Resistere, però, con
una «una amarezza grande: allorquando ognuno di noi deve pararsi o mettersi
l’elmetto o il giubbotto antiproiettile per salvarsi dal fuoco amico o dal
fuoco che riterrebbe amico».
«Ancora una volta dallo
Stato italiano- ha aggiunto- ho ricevuto
solo amarezza».
Vestito di scuro, con
ben impressi sul volto i segni dell’amarezza per una cosa cadutagli tra capo e
collo, Pagano venerdì sera ha tenuto un discorso che aveva tutta l’aria di
essere un’ardente e disperata arringa difensiva dell’operato della sua
amministrazione. E’ sembrato per un attimo che l’avvocato che è in lui avesse
preso il sopravvento sul sindaco, e così, quasi come davanti ad una corte
immaginaria, ha proclamato la limpidezza e la trasparenza delle sue azioni
amministrative.
«Gli atti
amministrativi sono là e parlano da soli», ha asserito. «Il fotocopiare tutti
gli atti (da inviare in prefettura, ndr)
ci ha consentito di fare un monitoraggio su quanto prodotto e ho la presunzione
di dire che non abbiano nulla da temere».
Il sindaco ha
dimostrato grande sicurezza in se stesso, pur nell’evidente disappunto che
trapelava copioso dalle sue parole. E’ certo di aver agito nel rispetto delle
regole, mentre nei riguardi dello Stato è stato assai critico: «Invece di
guardare le carte comunali, come mai- ha postulato- trent’anni di episodi
criminali non sono stati risolti in questo territorio? Il Meridione- ha
aggiunto con accenti di vittimismo- paga lo scotto del contesto ambientale. E
paga lo scotto di trovarsi di fronte ad una classe politica inetta. Fa amarezza-
ha ribadito- perché per accorgersi che in questo territorio esisteva una
potente cosca ndranghestista si è dovuto aspettare una sentenza del 2004».
Il primo cittadino ha
poi parlato di lotta alla mafia. Benché abbia precisato di non voler essere
ricordato come il sindaco antimafia, Franco Pagano dedica ogni anno, a giugno,
mese in cui ricorre l’anniversario della morte del povero Peppino Valarioti, un
convegno. Anzi, al giovane martire della mafia ha persino intitolato la Casa della Cultura.
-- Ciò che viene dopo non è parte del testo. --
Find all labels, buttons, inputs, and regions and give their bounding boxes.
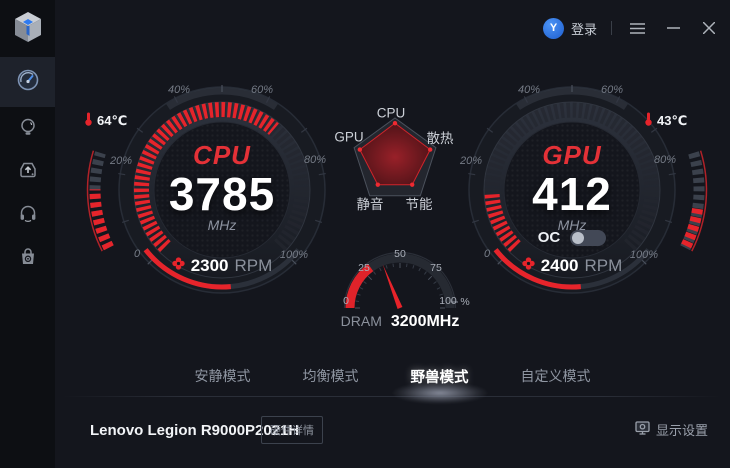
dram-tick-100: 100: [439, 295, 457, 307]
cpu-fan-rpm-unit: RPM: [234, 256, 273, 275]
login-button[interactable]: Y 登录: [542, 17, 597, 39]
gpu-temperature-value: 43℃: [657, 112, 688, 128]
display-icon: [635, 421, 650, 438]
oc-toggle-knob: [572, 231, 585, 244]
cpu-scale-0: 0: [134, 248, 141, 260]
hardware-details-button[interactable]: 硬件详情: [261, 416, 323, 444]
gpu-scale-40: 40%: [518, 84, 540, 96]
titlebar: Y 登录: [542, 14, 720, 42]
store-bag-icon: [18, 247, 38, 272]
gpu-fan-speed: 2400 RPM: [472, 256, 672, 276]
dram-caption: DRAM 3200MHz: [300, 313, 500, 331]
sidebar-item-lighting[interactable]: [0, 104, 55, 154]
gpu-gauge: 0 20% 40% 60% 80% 100%: [459, 84, 708, 294]
lightbulb-icon: [18, 117, 38, 142]
mode-radar-chart: [353, 117, 437, 197]
minimize-icon: [666, 27, 680, 29]
fan-icon: [172, 257, 185, 275]
dram-unit-percent: %: [460, 296, 469, 308]
oc-label: OC: [537, 229, 561, 246]
gpu-fan-rpm-unit: RPM: [584, 256, 623, 275]
cpu-scale-80: 80%: [304, 154, 326, 166]
gpu-scale-100: 100%: [630, 249, 658, 261]
gpu-oc-row: OC: [472, 229, 672, 246]
titlebar-divider: [611, 21, 612, 35]
footer: Lenovo Legion R9000P2021H 硬件详情 显示设置: [55, 398, 730, 468]
fan-icon: [522, 257, 535, 275]
thermometer-icon: [84, 112, 93, 129]
close-icon: [703, 22, 715, 34]
tabs-divider: [62, 396, 722, 397]
update-drive-icon: [18, 160, 38, 185]
radar-axis-gpu: GPU: [334, 129, 364, 145]
cpu-scale-100: 100%: [280, 249, 308, 261]
dram-tick-50: 50: [394, 248, 406, 260]
oc-toggle[interactable]: [570, 229, 607, 246]
radar-axis-power-saving: 节能: [405, 197, 433, 212]
sidebar-item-update[interactable]: [0, 147, 55, 197]
dram-tick-0: 0: [343, 295, 349, 307]
sidebar: [0, 0, 55, 468]
tab-balanced-mode[interactable]: 均衡模式: [302, 368, 359, 384]
radar-axis-quiet: 静音: [356, 197, 384, 212]
legion-cube-logo-icon: [12, 10, 44, 44]
legion-avatar-icon: Y: [542, 17, 564, 39]
dram-label: DRAM: [340, 313, 382, 329]
cpu-scale-40: 40%: [168, 84, 190, 96]
sidebar-item-dashboard[interactable]: [0, 57, 55, 107]
device-name: Lenovo Legion R9000P2021H: [90, 422, 300, 439]
radar-axis-cpu: CPU: [376, 105, 406, 121]
gpu-scale-60: 60%: [601, 84, 623, 96]
tab-beast-mode[interactable]: 野兽模式: [403, 360, 477, 392]
speedometer-icon: [17, 69, 39, 96]
cpu-temperature-value: 64℃: [97, 112, 128, 128]
display-settings-label: 显示设置: [655, 423, 708, 438]
cpu-scale-60: 60%: [251, 84, 273, 96]
tab-quiet-mode[interactable]: 安静模式: [194, 368, 251, 384]
gpu-scale-20: 20%: [459, 155, 482, 167]
gpu-fan-rpm-value: 2400: [540, 256, 579, 275]
cpu-fan-speed: 2300 RPM: [122, 256, 322, 276]
cpu-fan-rpm-value: 2300: [190, 256, 229, 275]
sidebar-item-audio[interactable]: [0, 190, 55, 240]
gpu-temperature-badge: 43℃: [644, 112, 687, 129]
close-button[interactable]: [698, 17, 720, 39]
headphones-icon: [18, 203, 38, 228]
hamburger-icon: [629, 22, 645, 34]
cpu-gauge: 0 20% 40% 60% 80% 100%: [86, 84, 326, 294]
radar-axis-cooling: 散热: [426, 131, 454, 146]
dram-frequency-value: 3200MHz: [390, 313, 460, 330]
mode-tabs: 安静模式 均衡模式 野兽模式 自定义模式: [55, 360, 730, 392]
minimize-button[interactable]: [662, 17, 684, 39]
login-label: 登录: [570, 21, 597, 37]
cpu-temperature-badge: 64℃: [84, 112, 127, 129]
display-settings-button[interactable]: 显示设置: [635, 420, 708, 439]
dram-gauge: 0 25 50 75 100 %: [343, 248, 470, 309]
sidebar-item-store[interactable]: [0, 234, 55, 284]
cpu-scale-20: 20%: [109, 155, 132, 167]
menu-button[interactable]: [626, 17, 648, 39]
thermometer-icon: [644, 112, 653, 129]
gpu-scale-0: 0: [484, 248, 491, 260]
dram-tick-75: 75: [430, 262, 442, 274]
dram-tick-25: 25: [358, 262, 370, 274]
tab-custom-mode[interactable]: 自定义模式: [520, 368, 591, 384]
gpu-scale-80: 80%: [654, 154, 676, 166]
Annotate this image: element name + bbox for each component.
Sempre in merito allo
scottante tema, Pagano ha risposto ad un appunto mossogli dal Quotidiano:
ovvero, il non aver mai costituito il Comune di Nicotera parte civile nei
processi contro il clan egemone nel territorio.
«Durante la mia
sindacatura è iniziato qualche processo di qualche associazione criminale o
personaggio di spicco della criminalità organizzata?- ha chiesto con
candore- non lo so- ha precisato- ma anche lì bisogna vedere se quel tipo di
processo è riferito a qualcosa che pregiudicasse l’immagine della società o
no». Intendendo la società nicoterese.